Noch Fragen? Nach allem, was man jetzt über Händlers Roman weiß, und es ist wenig genug, wird man sich vielleicht des Eindrucks nicht erwehren können, es handle sich bei "Fall" nur um bloße >Literaturliteratur<. Etwas für Eingeweihte. Dem ist nicht so. Aber Händlers Buch scheint mir wie kein anderes dazu geeignet zu sein, unser Leseverhalten und die Bedingungen des Marktes auf die Probe zu stellen. Denn er fordert uns in einer Weise, die – ganz bewußt – gegen die Mechanismen des Literaturbetriebs arbeitet. Zum einen fordert sein Roman, zumindest vom seriösen Kritiker, auch die Referenztexte zu lesen bzw. erneut zu lesen. Denn niemand dürfte Bernhards "Auslöschung" und Hofmanns "Auf dem Turm" oder gar Paul Wührs "Todesversteckspielregelspiel" so parat haben, daß er sofort bestimmen könnte, wie Händler mit diesen Texten arbeitet. Händler also stellt die Rezeption seines Buches unter die Postulate der Genauigkeit, Gewissenhaftigkeit, Gründlichkeit und – Langsamkeit. Dieses Buch stellt sich damit quer zum Literaturbetrieb, der Bücher eigentlich nur noch dann durchsetzen kann, wenn sie sich von Werbung und Kritik schnell, griffig und plakativ verschlagworten lassen. Erfolg bei der Kritik und ökonomischer Erfolg von Literatur ist denn auch ein wichtiges Thema von Händlers Roman. Wie bereits angesprochen hat Georg Voigtländer, der Kaufmann, der den größten Teil seines privaten Lebens in einer Literaturwelt verbringt, einen Roman geschrieben, der bei Greno erscheinen soll. Voigtländer muß mitansehen, wie Greno zwar als Märchenprinz von den Medien gefeiert wird, zur gleichen Zeit aber ökonomisch scheitert. Auch Voigtländer scheitert im ökonomischen Raum, weil er sich nicht an die Spielregeln der "Corporate world" hält, sondern zusehr den Regeln der Literaturwelt unterworfen bleibt.
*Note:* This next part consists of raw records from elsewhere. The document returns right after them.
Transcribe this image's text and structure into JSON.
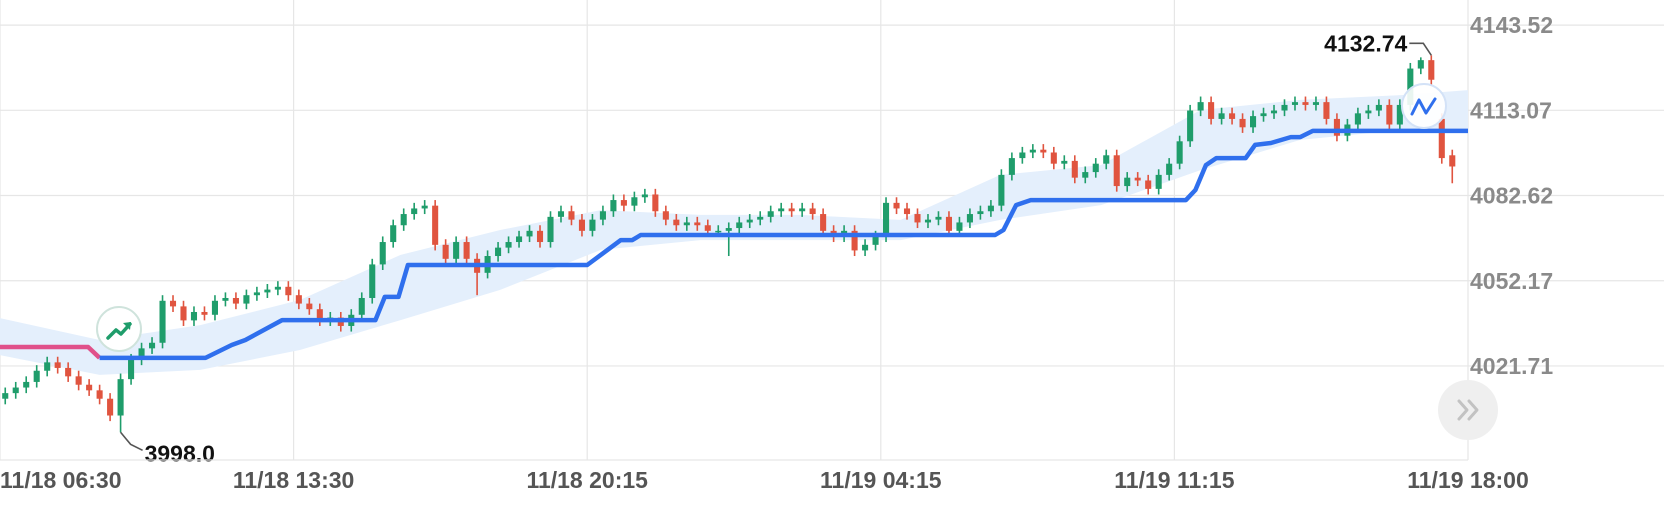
{
  "chart_data": {
    "type": "candlestick",
    "xlim": [
      0,
      140
    ],
    "ylim": [
      3988.1,
      4152.5
    ],
    "xticks": [
      {
        "value": 0,
        "label": "11/18 06:30"
      },
      {
        "value": 28,
        "label": "11/18 13:30"
      },
      {
        "value": 56,
        "label": "11/18 20:15"
      },
      {
        "value": 84,
        "label": "11/19 04:15"
      },
      {
        "value": 112,
        "label": "11/19 11:15"
      },
      {
        "value": 140,
        "label": "11/19 18:00"
      }
    ],
    "yticks": [
      4021.71,
      4052.17,
      4082.62,
      4113.07,
      4143.52
    ],
    "grid": true,
    "up_color": "#1f9d6b",
    "down_color": "#e0543f",
    "candles": {
      "open": [
        4010,
        4012,
        4014,
        4016,
        4020,
        4023,
        4021,
        4018,
        4015,
        4013,
        4010,
        4004,
        4017,
        4024,
        4028,
        4030,
        4045,
        4043,
        4038,
        4041,
        4040,
        4045,
        4046,
        4044,
        4047,
        4048,
        4049,
        4050,
        4047,
        4044,
        4042,
        4038,
        4039,
        4036,
        4040,
        4046,
        4058,
        4066,
        4072,
        4076,
        4078,
        4079,
        4065,
        4060,
        4066,
        4060,
        4055,
        4061,
        4064,
        4066,
        4068,
        4070,
        4066,
        4075,
        4077,
        4074,
        4070,
        4074,
        4077,
        4081,
        4079,
        4082,
        4083,
        4077,
        4074,
        4072,
        4073,
        4072,
        4070,
        4070,
        4071,
        4073,
        4074,
        4075,
        4077,
        4078,
        4077,
        4078,
        4076,
        4070,
        4068,
        4070,
        4063,
        4065,
        4068,
        4080,
        4078,
        4076,
        4073,
        4074,
        4075,
        4070,
        4073,
        4076,
        4077,
        4079,
        4090,
        4096,
        4098,
        4099,
        4098,
        4094,
        4095,
        4089,
        4091,
        4094,
        4097,
        4086,
        4089,
        4088,
        4085,
        4090,
        4094,
        4102,
        4113,
        4116,
        4110,
        4112,
        4110,
        4107,
        4111,
        4112,
        4113,
        4115,
        4116,
        4115,
        4116,
        4110,
        4104,
        4108,
        4112,
        4113,
        4115,
        4108,
        4115,
        4128,
        4131,
        4110,
        4097
      ],
      "high": [
        4014,
        4016,
        4018,
        4022,
        4025,
        4025,
        4023,
        4020,
        4017,
        4015,
        4012,
        4019,
        4026,
        4030,
        4032,
        4047,
        4047,
        4045,
        4043,
        4043,
        4047,
        4048,
        4048,
        4049,
        4050,
        4051,
        4052,
        4052,
        4049,
        4046,
        4044,
        4041,
        4041,
        4042,
        4048,
        4060,
        4068,
        4074,
        4078,
        4080,
        4081,
        4081,
        4067,
        4068,
        4068,
        4062,
        4063,
        4066,
        4068,
        4070,
        4072,
        4072,
        4077,
        4079,
        4079,
        4076,
        4076,
        4079,
        4083,
        4083,
        4084,
        4085,
        4085,
        4079,
        4076,
        4075,
        4075,
        4074,
        4072,
        4073,
        4075,
        4076,
        4077,
        4079,
        4080,
        4080,
        4080,
        4080,
        4078,
        4072,
        4072,
        4072,
        4067,
        4070,
        4082,
        4082,
        4080,
        4078,
        4076,
        4077,
        4077,
        4075,
        4078,
        4079,
        4081,
        4092,
        4098,
        4100,
        4101,
        4101,
        4100,
        4097,
        4097,
        4093,
        4096,
        4099,
        4099,
        4091,
        4091,
        4090,
        4092,
        4096,
        4104,
        4115,
        4118,
        4118,
        4114,
        4114,
        4112,
        4113,
        4114,
        4115,
        4117,
        4118,
        4118,
        4118,
        4118,
        4112,
        4110,
        4114,
        4115,
        4117,
        4117,
        4117,
        4130,
        4132,
        4132.74,
        4112,
        4099
      ],
      "low": [
        4008,
        4010,
        4012,
        4014,
        4018,
        4019,
        4016,
        4013,
        4011,
        4008,
        4002,
        3998.0,
        4015,
        4022,
        4026,
        4028,
        4041,
        4036,
        4036,
        4038,
        4038,
        4043,
        4042,
        4042,
        4045,
        4046,
        4047,
        4045,
        4042,
        4040,
        4036,
        4036,
        4034,
        4034,
        4038,
        4044,
        4056,
        4064,
        4070,
        4074,
        4076,
        4063,
        4058,
        4058,
        4058,
        4047,
        4053,
        4059,
        4062,
        4064,
        4066,
        4064,
        4064,
        4073,
        4072,
        4068,
        4068,
        4072,
        4075,
        4077,
        4077,
        4080,
        4075,
        4072,
        4070,
        4070,
        4070,
        4068,
        4068,
        4061,
        4069,
        4071,
        4072,
        4073,
        4075,
        4075,
        4075,
        4074,
        4068,
        4066,
        4066,
        4061,
        4061,
        4063,
        4066,
        4076,
        4074,
        4071,
        4071,
        4072,
        4068,
        4068,
        4071,
        4074,
        4075,
        4077,
        4088,
        4094,
        4096,
        4096,
        4092,
        4092,
        4087,
        4087,
        4089,
        4092,
        4084,
        4084,
        4086,
        4083,
        4083,
        4088,
        4092,
        4100,
        4111,
        4108,
        4108,
        4108,
        4105,
        4105,
        4109,
        4110,
        4111,
        4113,
        4113,
        4113,
        4108,
        4102,
        4102,
        4106,
        4110,
        4111,
        4106,
        4106,
        4113,
        4126,
        4122,
        4094,
        4087
      ],
      "close": [
        4012,
        4014,
        4016,
        4020,
        4023,
        4021,
        4018,
        4015,
        4013,
        4010,
        4004,
        4017,
        4024,
        4028,
        4030,
        4045,
        4043,
        4038,
        4041,
        4040,
        4045,
        4046,
        4044,
        4047,
        4048,
        4049,
        4050,
        4047,
        4044,
        4042,
        4038,
        4039,
        4036,
        4040,
        4046,
        4058,
        4066,
        4072,
        4076,
        4078,
        4079,
        4065,
        4060,
        4066,
        4060,
        4055,
        4061,
        4064,
        4066,
        4068,
        4070,
        4066,
        4075,
        4077,
        4074,
        4070,
        4074,
        4077,
        4081,
        4079,
        4082,
        4083,
        4077,
        4074,
        4072,
        4073,
        4072,
        4070,
        4070,
        4071,
        4073,
        4074,
        4075,
        4077,
        4078,
        4077,
        4078,
        4076,
        4070,
        4068,
        4070,
        4063,
        4065,
        4068,
        4080,
        4078,
        4076,
        4073,
        4074,
        4075,
        4070,
        4073,
        4076,
        4077,
        4079,
        4090,
        4096,
        4098,
        4099,
        4098,
        4094,
        4095,
        4089,
        4091,
        4094,
        4097,
        4086,
        4089,
        4088,
        4085,
        4090,
        4094,
        4102,
        4113,
        4116,
        4110,
        4112,
        4110,
        4107,
        4111,
        4112,
        4113,
        4115,
        4116,
        4115,
        4116,
        4110,
        4104,
        4108,
        4112,
        4113,
        4115,
        4108,
        4115,
        4128,
        4131,
        4124,
        4096,
        4093
      ]
    },
    "band": {
      "color": "#e4effc",
      "x": [
        0,
        9.5,
        19.1,
        28.6,
        38.2,
        47.7,
        57.3,
        66.8,
        76.3,
        85.9,
        95.4,
        105.0,
        114.5,
        124.0,
        133.6,
        140
      ],
      "upper": [
        4038.8,
        4031.0,
        4036.3,
        4045.3,
        4061.4,
        4070.3,
        4077.4,
        4075.7,
        4075.7,
        4073.9,
        4090.0,
        4093.5,
        4113.2,
        4116.8,
        4118.5,
        4120.3
      ],
      "lower": [
        4025.6,
        4018.5,
        4020.3,
        4027.4,
        4038.1,
        4048.9,
        4063.2,
        4066.7,
        4066.7,
        4066.7,
        4073.9,
        4079.2,
        4091.7,
        4102.5,
        4106.0,
        4106.0
      ]
    },
    "lines": [
      {
        "color": "#e0508a",
        "x": [
          0,
          8.4,
          9.5
        ],
        "values": [
          4028.5,
          4028.5,
          4024.6
        ]
      },
      {
        "color": "#2f6fed",
        "x": [
          9.5,
          19.6,
          22.1,
          23.4,
          26.9,
          35.8,
          36.7,
          38.0,
          38.9,
          56.0,
          59.2,
          60.3,
          61.1,
          94.9,
          95.7,
          96.9,
          98.3,
          113.1,
          114.0,
          115.0,
          116.0,
          118.8,
          119.7,
          121.2,
          123.1,
          124.0,
          125.2,
          140
        ],
        "values": [
          4024.6,
          4024.6,
          4029.2,
          4031.0,
          4038.1,
          4038.1,
          4046.4,
          4046.4,
          4057.8,
          4057.8,
          4066.7,
          4066.7,
          4068.5,
          4068.5,
          4070.3,
          4079.2,
          4081.0,
          4081.0,
          4084.6,
          4093.5,
          4096.0,
          4096.0,
          4100.7,
          4101.4,
          4103.5,
          4103.5,
          4105.7,
          4105.7
        ]
      }
    ],
    "extreme_labels": {
      "high": "4132.74",
      "low": "3998.0"
    }
  }
}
Letztlich sind es die ästhetischen Qualitäten, die überzeugen müssen. Händler stellt uns in "Fall" die harte Geschäftswelt dar, den versteckt und verbissen geführten Machtkampf innerhalb einer Firma, die Zynismen, die den modernen Consultingbereich dominieren, und er überträgt die strategischen Trockenübungen und operativen Planspiele aus den Chefetagen dieser Welt auf die allgemein erfahrbare Lebenswelt seiner Figuren. Und das ist, so kühl-distanziert und ausgeklügelt diese Übertragung hier quasi durchdekliniert wird, eine ungeheuer spannende Leseerfahrung. Über die Machtkämpfe in der Firma erfährt der Leser vor allem aus Sitzungs- und Gedächtnisprotokollen, Geschäftsbriefen und dergleichen – aber diese diplomatischen und genau abgezirkelten, geregelten Redeformen vibrieren unterschwellig so stark, daß man sich ihrer Spannung nicht entziehen kann. Hier erfährt der Leser geradezu körperlich, wie präzise Händler jedes Wort zu setzen weiß. Atemlos, ohne einschreiten zu können, muß der Leser mitansehen, wie Voigtländer den Boden unter den Füßen verliert. Voigtländer hat einmal ein Gespräch mit Hans Magnus Enzensberger, der bedauert, daß es in der deutschen Literatur "keine sachkundigen Erzählungen oder Romane über die Innenwelt des Buisiness" gebe. Doch hier, bei Händler, haben wir eine signifikante Ausnahme, hier haben wir genau diesen gnadenlosen und brutalen Blick "von oben", den Enzensberger so schmerzlich vermißt hat. Und so ist dieses Buch zweifellos eine Bereicherung: Es tritt anspruchsvoll an uns heran, fordert uns einiges ab – aber es entschädigt für alle Mühen.

LUTZ HAGESTEDT

    ERNST WILHELM HÄNDLER: "Fall. Roman".
    Frankfurter Verlagsanstalt, Frankfurt am Main 1997.
    412 Seiten, 44 Mark.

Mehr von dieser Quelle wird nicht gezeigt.